Mira Ellison is not a hero in the conventional sense. She is a conservator — a person whose professional life is built around the careful, patient preservation of things that matter. She notices what others overlook. She records what others assume. And she is very, very good at her job. This is precisely what makes her dangerous to a system that would prefer not to be noticed at all.

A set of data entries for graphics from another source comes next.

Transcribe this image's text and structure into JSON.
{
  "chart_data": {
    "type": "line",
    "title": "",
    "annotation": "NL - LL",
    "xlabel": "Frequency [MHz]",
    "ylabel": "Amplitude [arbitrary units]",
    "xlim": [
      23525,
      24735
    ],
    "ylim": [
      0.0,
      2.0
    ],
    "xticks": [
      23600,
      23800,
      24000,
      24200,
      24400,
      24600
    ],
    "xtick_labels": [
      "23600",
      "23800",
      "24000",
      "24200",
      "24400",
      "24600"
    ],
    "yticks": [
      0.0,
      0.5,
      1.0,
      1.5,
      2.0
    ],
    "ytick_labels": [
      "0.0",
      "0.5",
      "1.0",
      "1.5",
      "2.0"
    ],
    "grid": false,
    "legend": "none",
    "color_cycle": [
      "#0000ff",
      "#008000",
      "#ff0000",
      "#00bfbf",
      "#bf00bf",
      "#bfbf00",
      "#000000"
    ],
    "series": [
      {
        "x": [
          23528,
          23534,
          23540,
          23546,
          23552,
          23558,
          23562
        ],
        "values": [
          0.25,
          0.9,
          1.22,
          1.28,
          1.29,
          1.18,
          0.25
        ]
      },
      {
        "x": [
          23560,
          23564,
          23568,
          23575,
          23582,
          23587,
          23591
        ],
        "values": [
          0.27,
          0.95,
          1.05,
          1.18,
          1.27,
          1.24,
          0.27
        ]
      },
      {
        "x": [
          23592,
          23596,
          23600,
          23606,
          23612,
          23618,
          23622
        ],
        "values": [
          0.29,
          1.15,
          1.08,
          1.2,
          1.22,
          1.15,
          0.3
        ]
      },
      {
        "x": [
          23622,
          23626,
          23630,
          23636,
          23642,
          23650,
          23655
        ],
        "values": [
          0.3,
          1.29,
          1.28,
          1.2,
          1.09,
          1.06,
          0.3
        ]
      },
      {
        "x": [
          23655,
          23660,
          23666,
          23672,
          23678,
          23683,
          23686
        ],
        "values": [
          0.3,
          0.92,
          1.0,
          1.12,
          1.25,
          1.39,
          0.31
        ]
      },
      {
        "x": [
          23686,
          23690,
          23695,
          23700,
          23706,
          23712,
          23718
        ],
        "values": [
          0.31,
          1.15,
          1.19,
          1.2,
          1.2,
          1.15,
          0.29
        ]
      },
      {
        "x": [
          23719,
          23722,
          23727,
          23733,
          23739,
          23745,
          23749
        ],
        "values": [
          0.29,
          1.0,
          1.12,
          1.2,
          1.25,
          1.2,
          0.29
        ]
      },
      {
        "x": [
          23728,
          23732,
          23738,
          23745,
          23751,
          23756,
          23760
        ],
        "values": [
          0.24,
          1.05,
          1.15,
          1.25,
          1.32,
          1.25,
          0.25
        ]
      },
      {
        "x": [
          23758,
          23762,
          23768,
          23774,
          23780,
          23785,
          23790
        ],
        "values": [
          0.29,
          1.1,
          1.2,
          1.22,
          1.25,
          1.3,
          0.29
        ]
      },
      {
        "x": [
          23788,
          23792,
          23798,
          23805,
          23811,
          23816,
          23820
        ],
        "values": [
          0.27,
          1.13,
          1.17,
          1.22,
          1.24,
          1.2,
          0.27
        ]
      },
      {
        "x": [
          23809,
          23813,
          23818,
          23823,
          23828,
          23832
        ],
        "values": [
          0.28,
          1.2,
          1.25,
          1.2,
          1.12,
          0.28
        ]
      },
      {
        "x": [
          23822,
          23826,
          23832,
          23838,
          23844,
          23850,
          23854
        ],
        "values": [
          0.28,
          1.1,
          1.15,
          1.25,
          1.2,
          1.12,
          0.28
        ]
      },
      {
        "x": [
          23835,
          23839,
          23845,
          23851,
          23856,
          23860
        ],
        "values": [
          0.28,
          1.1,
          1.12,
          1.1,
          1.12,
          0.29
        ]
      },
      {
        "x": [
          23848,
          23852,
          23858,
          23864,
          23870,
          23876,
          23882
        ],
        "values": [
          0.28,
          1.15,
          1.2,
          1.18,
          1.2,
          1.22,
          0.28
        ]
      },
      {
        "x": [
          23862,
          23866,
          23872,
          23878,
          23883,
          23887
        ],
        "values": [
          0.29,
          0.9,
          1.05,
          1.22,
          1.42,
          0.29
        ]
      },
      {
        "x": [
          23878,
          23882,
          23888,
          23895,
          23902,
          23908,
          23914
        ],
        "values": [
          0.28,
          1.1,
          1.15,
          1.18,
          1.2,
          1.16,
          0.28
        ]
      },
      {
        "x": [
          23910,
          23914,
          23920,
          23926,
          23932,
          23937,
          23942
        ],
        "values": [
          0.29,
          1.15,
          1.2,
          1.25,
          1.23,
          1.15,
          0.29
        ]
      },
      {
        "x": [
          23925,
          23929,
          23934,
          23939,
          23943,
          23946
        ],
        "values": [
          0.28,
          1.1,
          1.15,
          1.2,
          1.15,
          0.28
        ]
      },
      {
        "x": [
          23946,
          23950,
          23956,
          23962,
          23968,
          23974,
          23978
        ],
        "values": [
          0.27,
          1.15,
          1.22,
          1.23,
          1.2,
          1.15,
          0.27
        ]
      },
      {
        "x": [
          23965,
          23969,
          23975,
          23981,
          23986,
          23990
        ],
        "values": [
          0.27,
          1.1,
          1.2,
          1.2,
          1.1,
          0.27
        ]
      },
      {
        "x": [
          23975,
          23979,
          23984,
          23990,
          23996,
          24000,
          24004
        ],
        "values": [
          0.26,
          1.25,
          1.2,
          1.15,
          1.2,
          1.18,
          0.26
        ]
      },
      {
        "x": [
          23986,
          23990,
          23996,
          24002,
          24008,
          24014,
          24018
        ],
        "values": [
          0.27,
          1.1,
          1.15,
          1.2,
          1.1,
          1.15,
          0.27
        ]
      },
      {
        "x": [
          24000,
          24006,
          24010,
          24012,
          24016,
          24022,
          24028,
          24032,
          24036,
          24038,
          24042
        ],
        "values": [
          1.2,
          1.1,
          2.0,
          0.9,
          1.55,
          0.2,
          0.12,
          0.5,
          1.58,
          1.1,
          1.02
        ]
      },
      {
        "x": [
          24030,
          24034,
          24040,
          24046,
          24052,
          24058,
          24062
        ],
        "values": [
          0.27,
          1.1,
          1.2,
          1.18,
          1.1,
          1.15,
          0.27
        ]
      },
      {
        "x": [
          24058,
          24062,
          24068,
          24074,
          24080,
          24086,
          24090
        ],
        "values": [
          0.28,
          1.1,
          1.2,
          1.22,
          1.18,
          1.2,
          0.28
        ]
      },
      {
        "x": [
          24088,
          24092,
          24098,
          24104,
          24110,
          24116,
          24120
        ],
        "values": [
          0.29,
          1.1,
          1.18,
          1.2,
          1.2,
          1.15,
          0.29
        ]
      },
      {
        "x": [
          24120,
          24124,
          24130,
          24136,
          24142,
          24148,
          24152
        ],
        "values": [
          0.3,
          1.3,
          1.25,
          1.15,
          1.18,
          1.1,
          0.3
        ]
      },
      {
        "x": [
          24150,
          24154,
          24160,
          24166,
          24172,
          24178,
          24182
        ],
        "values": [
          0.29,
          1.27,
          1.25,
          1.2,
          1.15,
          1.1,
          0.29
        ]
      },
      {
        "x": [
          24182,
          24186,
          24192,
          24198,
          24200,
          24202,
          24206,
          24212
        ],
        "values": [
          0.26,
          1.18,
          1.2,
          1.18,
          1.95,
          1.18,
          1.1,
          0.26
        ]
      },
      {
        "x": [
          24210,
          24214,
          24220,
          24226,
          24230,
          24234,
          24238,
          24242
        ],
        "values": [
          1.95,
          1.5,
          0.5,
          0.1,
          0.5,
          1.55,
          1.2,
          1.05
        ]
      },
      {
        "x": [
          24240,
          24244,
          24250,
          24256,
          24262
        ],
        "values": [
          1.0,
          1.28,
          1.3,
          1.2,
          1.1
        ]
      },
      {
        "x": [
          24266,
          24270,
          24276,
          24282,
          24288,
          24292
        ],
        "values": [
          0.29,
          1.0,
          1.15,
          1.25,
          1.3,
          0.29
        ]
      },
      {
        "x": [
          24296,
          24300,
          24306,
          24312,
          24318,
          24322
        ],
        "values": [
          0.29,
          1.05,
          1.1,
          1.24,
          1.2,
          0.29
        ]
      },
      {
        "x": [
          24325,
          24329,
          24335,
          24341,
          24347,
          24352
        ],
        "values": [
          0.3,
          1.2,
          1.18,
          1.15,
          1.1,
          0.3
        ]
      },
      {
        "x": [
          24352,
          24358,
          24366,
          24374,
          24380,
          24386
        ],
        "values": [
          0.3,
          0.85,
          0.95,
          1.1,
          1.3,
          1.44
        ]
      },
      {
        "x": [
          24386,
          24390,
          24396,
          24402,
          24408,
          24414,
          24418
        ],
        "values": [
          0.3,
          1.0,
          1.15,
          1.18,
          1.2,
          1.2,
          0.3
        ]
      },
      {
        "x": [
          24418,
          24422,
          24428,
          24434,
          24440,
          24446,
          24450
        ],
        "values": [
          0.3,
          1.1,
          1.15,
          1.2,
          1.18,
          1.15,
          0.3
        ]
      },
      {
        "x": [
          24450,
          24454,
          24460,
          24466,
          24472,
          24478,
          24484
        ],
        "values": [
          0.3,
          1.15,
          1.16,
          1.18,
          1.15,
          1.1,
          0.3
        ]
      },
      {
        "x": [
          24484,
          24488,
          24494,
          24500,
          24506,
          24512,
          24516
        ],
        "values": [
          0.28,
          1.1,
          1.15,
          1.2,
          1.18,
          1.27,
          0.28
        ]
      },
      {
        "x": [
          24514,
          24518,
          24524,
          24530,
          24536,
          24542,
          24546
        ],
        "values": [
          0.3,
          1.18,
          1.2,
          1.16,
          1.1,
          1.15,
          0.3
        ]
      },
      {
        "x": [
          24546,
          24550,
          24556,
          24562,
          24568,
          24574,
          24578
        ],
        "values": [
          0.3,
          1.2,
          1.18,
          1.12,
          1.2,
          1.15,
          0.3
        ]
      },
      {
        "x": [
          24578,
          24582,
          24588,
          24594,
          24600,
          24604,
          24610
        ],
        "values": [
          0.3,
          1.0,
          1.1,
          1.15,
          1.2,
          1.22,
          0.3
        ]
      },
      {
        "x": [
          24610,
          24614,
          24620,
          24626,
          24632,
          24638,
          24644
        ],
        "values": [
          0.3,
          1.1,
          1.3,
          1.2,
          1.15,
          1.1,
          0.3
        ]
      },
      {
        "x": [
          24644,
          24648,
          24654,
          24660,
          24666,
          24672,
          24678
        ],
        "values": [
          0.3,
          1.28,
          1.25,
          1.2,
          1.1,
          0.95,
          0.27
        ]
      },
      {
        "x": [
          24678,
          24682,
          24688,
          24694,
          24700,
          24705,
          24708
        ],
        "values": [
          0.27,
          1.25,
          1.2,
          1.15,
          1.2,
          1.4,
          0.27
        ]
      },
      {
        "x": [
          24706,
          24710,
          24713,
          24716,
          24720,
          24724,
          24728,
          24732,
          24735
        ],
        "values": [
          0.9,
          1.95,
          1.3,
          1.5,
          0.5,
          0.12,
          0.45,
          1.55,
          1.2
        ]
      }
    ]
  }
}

As you follow her through the halls of the archive, I ask you to pay attention to the small things: the temperature of a room, the weight of a coffee mug, the specific pressure of a thumb against a palm. In a world where reality is being quietly rewritten, these physical details are the only evidence that a singular life still exists.

The Lexicon does not seek to destroy. It seeks to incorporate. It does not want your fear. It wants your agreement.

This trilogy was written to be read slowly. The unease accumulates the way institutional change accumulates — in memos rather than explosions, in the gradual rewriting of what words mean rather than in any single confrontation. By the time something has gone wrong, it has already been classified as correct.

If the story feels cold, it is because the system it describes is efficient. If the ending feels inevitable, that is the point. The Lexicon is patient. It was running before you opened this book, and it will continue after you close it.